CONTINUATION OF INSTRUCTION NO. 03/2022 Page 12 of 30 ANNEX II General Principles of the Stress Test Program

  1. The parent company must develop a group stress test program to be approved and monitored by the governing body and executed by top management, within its centralized risk management policy.
  2. Institutions must ensure that their stress test programs are viable and feasible, informing the decision-making process at all appropriate management levels regarding all existing and potential material risks.
  3. Institutions must regularly evaluate their stress test programs to determine effectiveness and robustness, updating them at least once a year based on quantitative and qualitative analysis.
  4. For this purpose, in evaluating the stress test program, Institutions must consider at least the following elements: a) Program effectiveness in achieving intended objectives; b) Potential need for improvements; c) Identified risk factors, definitions, justification of relevant scenarios, assumptions, model performance and sensitivity of results to these assumptions; d) Adequacy of possible interconnections between different stress tests; e) Assessment received from the National Bank of Angola in the context of its supervisory test or other stress tests; f) Adequacy of data infrastructure, notably regarding system implementation and data quality; g) Appropriate level of top management and governing body involvement; h) All assumptions, including business/management assumptions and planned management actions, based on purpose, type and results of stress tests, including an assessment of the feasibility of management actions in stressed situations and a dynamic business environment; and i) Adequacy of relevant documentation.
  5. Institutions must ensure effective dialogue with participation from experts in relevant business areas, guaranteeing that the program and its updates have been duly evaluated by top management and monitored by the governing body. Scope and Coverage of Stress Tests
  6. Stress tests must cover all significant risks, considering the Institution's equity and off-balance sheet elements.
  7. Stress tests must capture risks at multiple levels within the Institution, according to the proportionality principle, ranging from sensitivity analysis focused on a portfolio to scenario analyses covering the entire Institution.

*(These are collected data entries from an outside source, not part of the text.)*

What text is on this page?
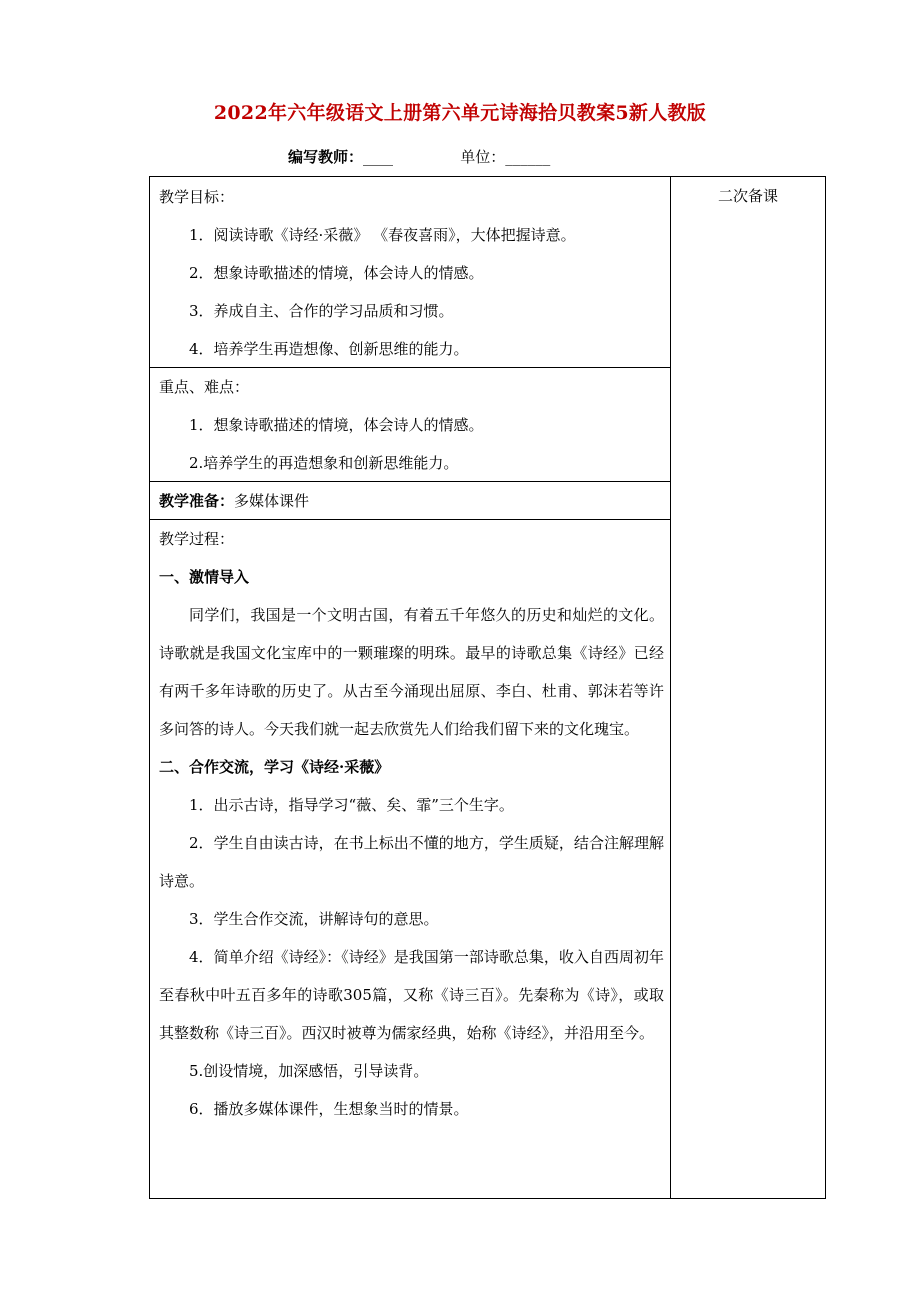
2022年六年级语文上册第六单元诗海拾贝教案5新人教版
编写教师：____	单位：______
二次备课

教学目标：

1．阅读诗歌《诗经·采薇》 《春夜喜雨》，大体把握诗意。

2．想象诗歌描述的情境，体会诗人的情感。

3．养成自主、合作的学习品质和习惯。

4．培养学生再造想像、创新思维的能力。

重点、难点：

1．想象诗歌描述的情境，体会诗人的情感。

2.培养学生的再造想象和创新思维能力。

教学准备：多媒体课件

教学过程：

一、激情导入

同学们，我国是一个文明古国，有着五千年悠久的历史和灿烂的文化。诗歌就是我国文化宝库中的一颗璀璨的明珠。最早的诗歌总集《诗经》已经有两千多年诗歌的历史了。从古至今涌现出屈原、李白、杜甫、郭沫若等许多问答的诗人。今天我们就一起去欣赏先人们给我们留下来的文化瑰宝。

二、合作交流，学习《诗经·采薇》

1．出示古诗，指导学习“薇、矣、霏”三个生字。

2．学生自由读古诗，在书上标出不懂的地方，学生质疑，结合注解理解诗意。

3．学生合作交流，讲解诗句的意思。

4．简单介绍《诗经》：《诗经》是我国第一部诗歌总集，收入自西周初年至春秋中叶五百多年的诗歌305篇，又称《诗三百》。先秦称为《诗》，或取其整数称《诗三百》。西汉时被尊为儒家经典，始称《诗经》，并沿用至今。

5.创设情境，加深感悟，引导读背。

6．播放多媒体课件，生想象当时的情景。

  8. Stress tests must consider changes between risk types and risk factors at the individual entity level and group level, including correlations that tend to increase during periods of economic or financial difficulty, requiring case-by-case analysis of certain correlation behaviors in specific scenarios.
  9. Institutions must include in portfolio-level stress tests all risk types that significantly affect them, using sensitivity or scenario analyses, as well as identifying risk factors and the appropriate level of stress.
  10. Institutions must ensure that portfolios and business units or lines undergo stress tests to identify intra- and inter-risk concentrations, i.e., concentrations of common risk factors within and between risk types including contagion effects.
  11. Institutions must conduct stress tests at individual entity and group levels, considering the impact on aggregated dimensions, solvency level, liquidity or results.
  12. For this purpose, Institutions must consider the following: a) Risks may not be adequately captured by simple aggregation of stress tests at individual portfolio, individual risk area or group business unit levels; b) Correlations, exposure offsets and individual concentrations may lead to double counting of risks or underestimation of stress test risk factor impacts; and c) Relevant risks may emerge at the group level originating from individual Institutions comprising it, ensuring that all significant risks and corresponding risk factors are identified at the group level.